The extracellular matrix (ECM) is a network of molecules that provides structural support for cells and facilitates intercellular communication. It performs several functions including anchoring and separating tissues through the basement membrane, and surrounding and supporting cells via the interstitial matrix. The interstitial matrix is primarily composed of collagen, but also includes elastin and fibronectin.
Q2: How do cells migrate through the extracellular matrix?
Cell migration through the ECM involves three key processes. First, integrins—transmembrane proteins—mediate cell-matrix adhesion by linking the ECM to the cytoskeleton. Second, the cytoskeleton undergoes structural rearrangement, forming invadopodia, which are cellular protrusions into the surrounding matrix. Finally, matrix metalloproteases (MMPs) accumulate in invadopodia and degrade the ECM, facilitating cell invasion.
Q3: Why are 3D matrices better than 2D culture systems for studying cell invasion?
While cells in tissues exist within a 3D ECM network, traditional 2D culture systems use rigid plastic surfaces. Three-dimensional matrices better simulate the biological environment by presenting reduced stiffness compared to plastic, adding a third dimension for migration, and creating physical hindrance from the mesh of long polymers. These factors present different challenges that more accurately reflect how cells migrate in vivo.
Q4: What are the main steps in preparing cells for a 3D invasion assay?
Endothelial cells are first cultured, then treated with proteases such as trypsin and passed through a mesh filter to create a single cell suspension and break up clumps. The 3D matrix—typically composed of collagen, fibrin, laminin, or combinations thereof—is thawed on ice to prevent premature polymerization. The cell suspension is mixed with the thawed matrix and placed in an incubator where higher temperature causes the matrix to polymerize.
Q5: How are cell migration and tube formation measured in 3D matrix assays?
Time-lapse microscopy software tracks individual cells through the matrix to observe migration patterns. Cell positions are analyzed to calculate movement direction and distance in microns, which are plotted to determine locomotory activity—the average migration rate. Tube network formation is visualized and analyzed using software to identify structural features such as nodes, tubes, and loops.
Q6: What do studies on ECM stiffness reveal about cell migration behavior?
Using concentric gel systems with varying matrix concentrations, researchers observed that greater stiffness in higher concentration gels resulted in increased cell displacement and overall migration distance.
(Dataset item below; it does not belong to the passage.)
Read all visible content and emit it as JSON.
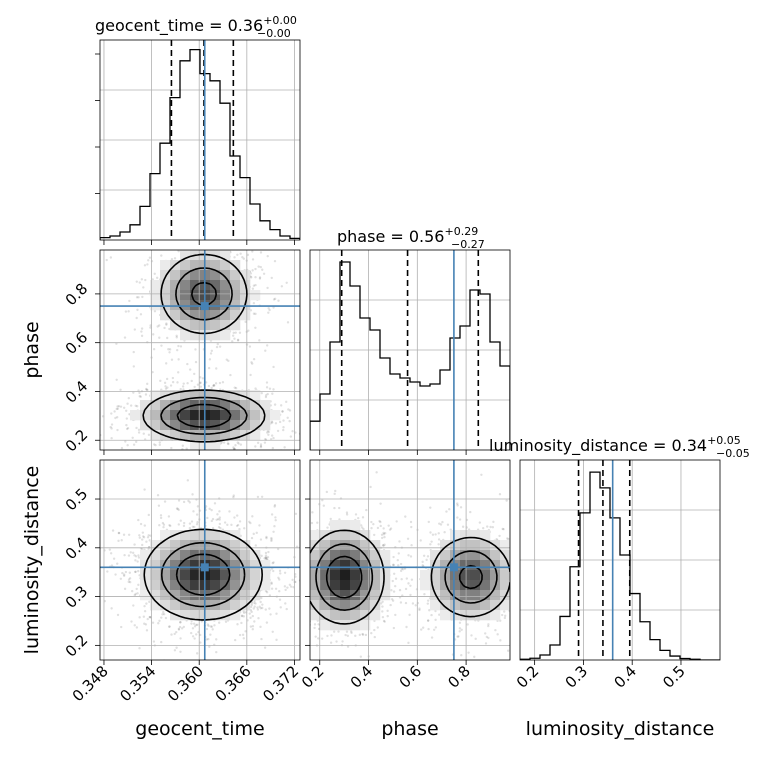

This demonstrates that ECM mechanical properties directly influence how cells migrate through the matrix, with stiffer environments promoting greater cell movement and invasion.
Q7: How can 3D matrix assays be used to study angiogenesis in living animals?
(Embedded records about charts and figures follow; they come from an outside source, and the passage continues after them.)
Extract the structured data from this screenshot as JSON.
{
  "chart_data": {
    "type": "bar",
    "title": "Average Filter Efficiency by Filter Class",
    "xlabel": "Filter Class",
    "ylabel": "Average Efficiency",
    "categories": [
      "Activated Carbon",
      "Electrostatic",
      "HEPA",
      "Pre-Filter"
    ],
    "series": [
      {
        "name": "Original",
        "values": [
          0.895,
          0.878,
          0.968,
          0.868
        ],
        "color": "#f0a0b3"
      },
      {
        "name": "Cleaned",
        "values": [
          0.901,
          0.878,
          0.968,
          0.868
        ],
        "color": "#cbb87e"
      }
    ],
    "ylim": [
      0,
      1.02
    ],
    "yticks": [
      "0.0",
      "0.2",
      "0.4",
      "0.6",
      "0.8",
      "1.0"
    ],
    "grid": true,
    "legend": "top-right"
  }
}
Fibrin gels, valued for their biodegradable nature, are implanted into mouse lungs and held in place with fibrinogen protein glue. Over 7 to 30 days, cell migration and blood vessel formation occur within the implanted gels. After harvesting and sectioning the lungs, imaging reveals blood vessel and alveoli formation, providing insights into angiogenesis in its in vivo organ-specific context.